Matthews finished his college career at the University of Oregon with 50 games played, 245 tackles, nine sacks and four interceptions.

==Professional career==

===Pre-draft===
Matthews was projected to be drafted in the fourth round of the 2011 NFL draft.

Pre-draft measurables
| Height | Weight | Arm length | Hand span | Wingspan | 40-yard dash | 10-yard split | 20-yard split | 20-yard shuttle | Three-cone drill | Vertical jump | Broad jump | Bench press |
| 6 ft 0+7⁄8 in (1.85 m) | 231 lb (105 kg) | 31+1⁄2 in (0.80 m) | 8+1⁄2 in (0.22 m) | 6 ft 3+1⁄4 in (1.91 m) | 4.78 s | 1.67 s | 2.71 s | 4.36 s | 7.10 s | 32.5 in (0.83 m) | 9 ft 5 in (2.87 m) | 13 reps |
All values from NFL Combine/Pro Day

===Philadelphia Eagles===
Matthews was selected by the Philadelphia Eagles in the fourth round (116th overall) of the 2011 NFL draft. He was signed to a four-year contract on July 27, 2011. He opened the 2011 NFL season as the Eagles' starting middle linebacker, playing in all 16 games. When the Eagles added DeMeco Ryans in 2012, Matthews moved to special teams coverage. With the Eagles moving to a 3-4 defense under new coach Chip Kelly and new defensive coordinator Billy Davis, Matthews saw increased playing time on defense.
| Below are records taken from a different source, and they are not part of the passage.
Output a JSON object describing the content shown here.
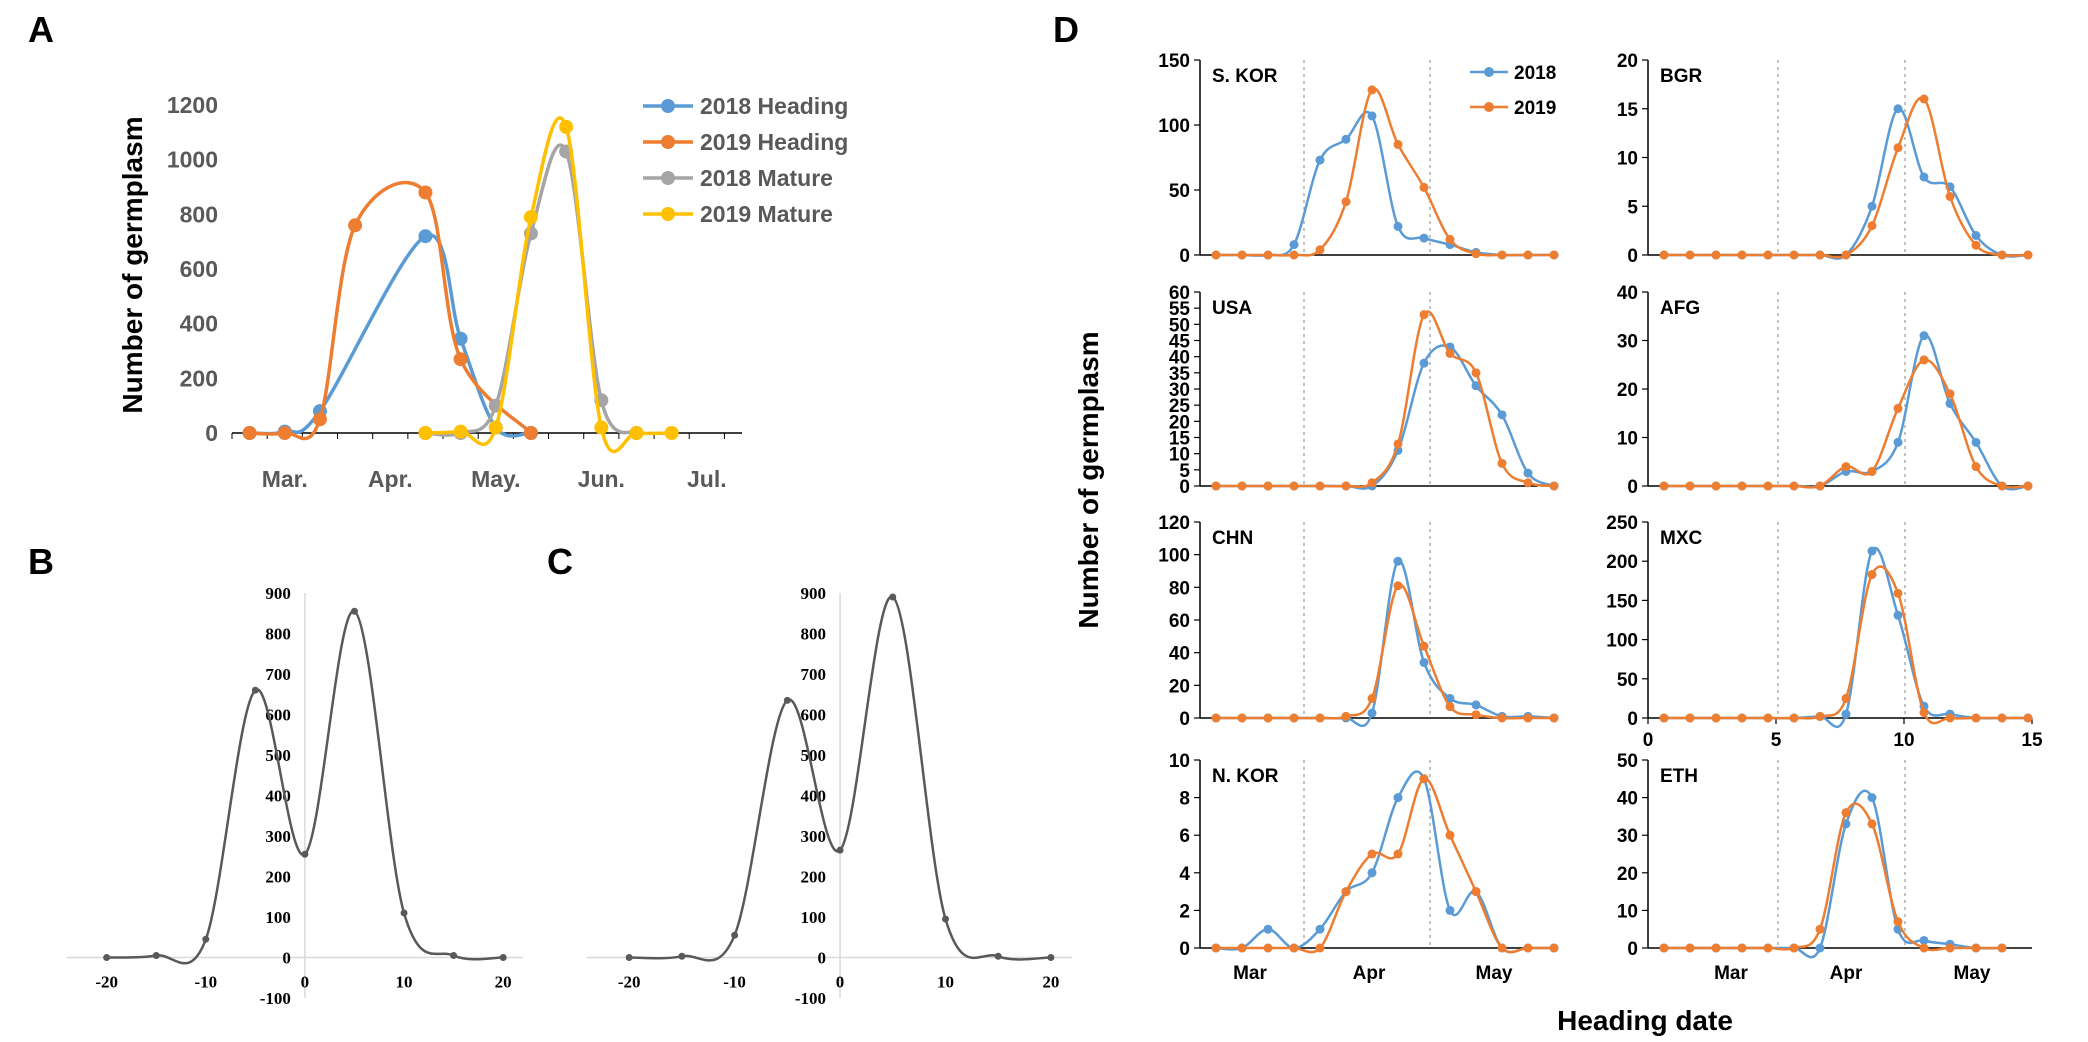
{
  "figure": {
    "panel_labels": [
      "A",
      "B",
      "C",
      "D"
    ],
    "d_ylabel": "Number of germplasm",
    "d_xlabel": "Heading date"
  },
  "colors": {
    "2018": "#5B9BD5",
    "2019": "#ED7D31",
    "mature2018": "#A5A5A5",
    "mature2019": "#FFC000",
    "gray_curve": "#595959",
    "axis": "#000000"
  },
  "chart_data": [
    {
      "id": "A",
      "type": "line",
      "title": "",
      "ylabel": "Number of germplasm",
      "ylim": [
        0,
        1200
      ],
      "yticks": [
        "0",
        "200",
        "400",
        "600",
        "800",
        "1000",
        "1200"
      ],
      "xlim": [
        -0.5,
        14
      ],
      "xtick_labels": [
        "Mar.",
        "Apr.",
        "May.",
        "Jun.",
        "Jul."
      ],
      "xtick_pos": [
        1,
        4,
        7,
        10,
        13
      ],
      "series": [
        {
          "name": "2018 Heading",
          "color": "#5B9BD5",
          "x": [
            0,
            1,
            2,
            5,
            6,
            7,
            8
          ],
          "y": [
            0,
            5,
            80,
            720,
            345,
            20,
            0
          ]
        },
        {
          "name": "2019 Heading",
          "color": "#ED7D31",
          "x": [
            0,
            1,
            2,
            3,
            5,
            6,
            8
          ],
          "y": [
            0,
            0,
            50,
            760,
            880,
            270,
            0
          ]
        },
        {
          "name": "2018 Mature",
          "color": "#A5A5A5",
          "x": [
            5,
            6,
            7,
            8,
            9,
            10,
            11
          ],
          "y": [
            0,
            0,
            100,
            730,
            1030,
            120,
            0
          ]
        },
        {
          "name": "2019 Mature",
          "color": "#FFC000",
          "x": [
            5,
            6,
            7,
            8,
            9,
            10,
            11,
            12
          ],
          "y": [
            0,
            5,
            20,
            790,
            1120,
            20,
            0,
            0
          ]
        }
      ]
    },
    {
      "id": "B",
      "type": "line",
      "ylim": [
        -100,
        900
      ],
      "yticks": [
        "-100",
        "0",
        "100",
        "200",
        "300",
        "400",
        "500",
        "600",
        "700",
        "800",
        "900"
      ],
      "xlim": [
        -24,
        22
      ],
      "xticks": [
        "-20",
        "-10",
        "0",
        "10",
        "20"
      ],
      "series": [
        {
          "name": "curve",
          "x": [
            -20,
            -15,
            -10,
            -5,
            0,
            5,
            10,
            15,
            20
          ],
          "y": [
            0,
            5,
            45,
            660,
            255,
            855,
            110,
            5,
            0
          ]
        }
      ]
    },
    {
      "id": "C",
      "type": "line",
      "ylim": [
        -100,
        900
      ],
      "yticks": [
        "-100",
        "0",
        "100",
        "200",
        "300",
        "400",
        "500",
        "600",
        "700",
        "800",
        "900"
      ],
      "xlim": [
        -24,
        22
      ],
      "xticks": [
        "-20",
        "-10",
        "0",
        "10",
        "20"
      ],
      "series": [
        {
          "name": "curve",
          "x": [
            -20,
            -15,
            -10,
            -5,
            0,
            5,
            10,
            15,
            20
          ],
          "y": [
            0,
            3,
            55,
            635,
            265,
            890,
            95,
            3,
            0
          ]
        }
      ]
    },
    {
      "id": "D",
      "type": "line",
      "legend": [
        "2018",
        "2019"
      ],
      "month_labels": [
        "Mar",
        "Apr",
        "May"
      ],
      "subplots": [
        {
          "country": "S. KOR",
          "ylim": [
            0,
            150
          ],
          "yticks": [
            "0",
            "50",
            "100",
            "150"
          ],
          "s2018": [
            0,
            0,
            0,
            8,
            73,
            89,
            107,
            22,
            13,
            8,
            2,
            0,
            0,
            0
          ],
          "s2019": [
            0,
            0,
            0,
            0,
            4,
            41,
            127,
            85,
            52,
            12,
            1,
            0,
            0,
            0
          ]
        },
        {
          "country": "BGR",
          "ylim": [
            0,
            20
          ],
          "yticks": [
            "0",
            "5",
            "10",
            "15",
            "20"
          ],
          "s2018": [
            0,
            0,
            0,
            0,
            0,
            0,
            0,
            0,
            5,
            15,
            8,
            7,
            2,
            0,
            0
          ],
          "s2019": [
            0,
            0,
            0,
            0,
            0,
            0,
            0,
            0,
            3,
            11,
            16,
            6,
            1,
            0,
            0
          ]
        },
        {
          "country": "USA",
          "ylim": [
            0,
            60
          ],
          "yticks": [
            "0",
            "5",
            "10",
            "15",
            "20",
            "25",
            "30",
            "35",
            "40",
            "45",
            "50",
            "55",
            "60"
          ],
          "s2018": [
            0,
            0,
            0,
            0,
            0,
            0,
            0,
            11,
            38,
            43,
            31,
            22,
            4,
            0
          ],
          "s2019": [
            0,
            0,
            0,
            0,
            0,
            0,
            1,
            13,
            53,
            41,
            35,
            7,
            1,
            0
          ]
        },
        {
          "country": "AFG",
          "ylim": [
            0,
            40
          ],
          "yticks": [
            "0",
            "10",
            "20",
            "30",
            "40"
          ],
          "s2018": [
            0,
            0,
            0,
            0,
            0,
            0,
            0,
            3,
            3,
            9,
            31,
            17,
            9,
            0,
            0
          ],
          "s2019": [
            0,
            0,
            0,
            0,
            0,
            0,
            0,
            4,
            3,
            16,
            26,
            19,
            4,
            0,
            0
          ]
        },
        {
          "country": "CHN",
          "ylim": [
            0,
            120
          ],
          "yticks": [
            "0",
            "20",
            "40",
            "60",
            "80",
            "100",
            "120"
          ],
          "s2018": [
            0,
            0,
            0,
            0,
            0,
            0,
            3,
            96,
            34,
            12,
            8,
            1,
            1,
            0
          ],
          "s2019": [
            0,
            0,
            0,
            0,
            0,
            1,
            12,
            81,
            44,
            7,
            2,
            0,
            0,
            0
          ]
        },
        {
          "country": "MXC",
          "ylim": [
            0,
            250
          ],
          "yticks": [
            "0",
            "50",
            "100",
            "150",
            "200",
            "250"
          ],
          "xticks": [
            "0",
            "5",
            "10",
            "15"
          ],
          "s2018": [
            0,
            0,
            0,
            0,
            0,
            0,
            2,
            5,
            213,
            131,
            15,
            5,
            0,
            0,
            0
          ],
          "s2019": [
            0,
            0,
            0,
            0,
            0,
            0,
            2,
            25,
            183,
            159,
            7,
            0,
            0,
            0,
            0
          ]
        },
        {
          "country": "N. KOR",
          "ylim": [
            0,
            10
          ],
          "yticks": [
            "0",
            "2",
            "4",
            "6",
            "8",
            "10"
          ],
          "s2018": [
            0,
            0,
            1,
            0,
            1,
            3,
            4,
            8,
            9,
            2,
            3,
            0,
            0,
            0
          ],
          "s2019": [
            0,
            0,
            0,
            0,
            0,
            3,
            5,
            5,
            9,
            6,
            3,
            0,
            0,
            0
          ]
        },
        {
          "country": "ETH",
          "ylim": [
            0,
            50
          ],
          "yticks": [
            "0",
            "10",
            "20",
            "30",
            "40",
            "50"
          ],
          "s2018": [
            0,
            0,
            0,
            0,
            0,
            0,
            0,
            33,
            40,
            5,
            2,
            1,
            0,
            0
          ],
          "s2019": [
            0,
            0,
            0,
            0,
            0,
            0,
            5,
            36,
            33,
            7,
            0,
            0,
            0,
            0
          ]
        }
      ]
    }
  ]
}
In 2014, he played in all 16 games and started 11, having the best statistical season of his career.

===Minnesota Vikings===
Matthews was signed by the Minnesota Vikings as a free agent on March 24, 2015. He sustained a hip labrum injury that required surgery and was placed on injured reserve, ending his season without playing in a game for the Vikings.

==NFL career statistics==

Legend
| Bold | Career high |

===Regular season===

Year: Team; Games; Tackles; Interceptions; Fumbles
GP: GS; Cmb; Solo; Ast; Sck; TFL; Int; Yds; TD; Lng; PD; FF; FR; Yds; TD
2011: PHI; 16; 3; 38; 30; 8; 1.0; 3; 0; 0; 0; 0; 0; 0; 0; 0; 0
2012: PHI; 16; 1; 11; 10; 1; 0.0; 0; 0; 0; 0; 0; 0; 0; 0; 0; 0
2013: PHI; 16; 0; 12; 10; 2; 0.0; 0; 0; 0; 0; 0; 0; 0; 1; 0; 0
2014: PHI; 16; 11; 53; 31; 22; 1.5; 4; 0; 0; 0; 0; 0; 1; 1; 8; 0
64; 15; 114; 81; 33; 2.5; 7; 0; 0; 0; 0; 0; 1; 2; 8; 0

===Playoffs===

Year: Team; Games; Tackles; Interceptions; Fumbles
GP: GS; Cmb; Solo; Ast; Sck; TFL; Int; Yds; TD; Lng; PD; FF; FR; Yds; TD
2013: PHI; 1; 0; 1; 1; 0; 0.0; 0; 0; 0; 0; 0; 0; 0; 0; 0; 0
1; 0; 1; 1; 0; 0.0; 0; 0; 0; 0; 0; 0; 0; 0; 0; 0

==Personal life==

Matthews was born in Northridge, California to parents Clay and Leslie Matthews. His father Clay Matthews Jr. played football as an All-American at USC and had a 19-year professional football career in the National Football League. His grandfather Clay Matthews Sr. and uncle Bruce Matthews both played in the NFL, as well as his brother Clay Matthews III. He also has cousins involved in football: Kevin Matthews was a center for the Tennessee Titans, Jake Matthews is an offensive tackle for the Atlanta Falcons, Mike Matthews was a center for three NFL teams in the offseason, and Luke Matthews was an offensive lineman at Texas A&M.

Matthews married his high school sweetheart Alyssa Grillo on July 14, 2012. They have two children.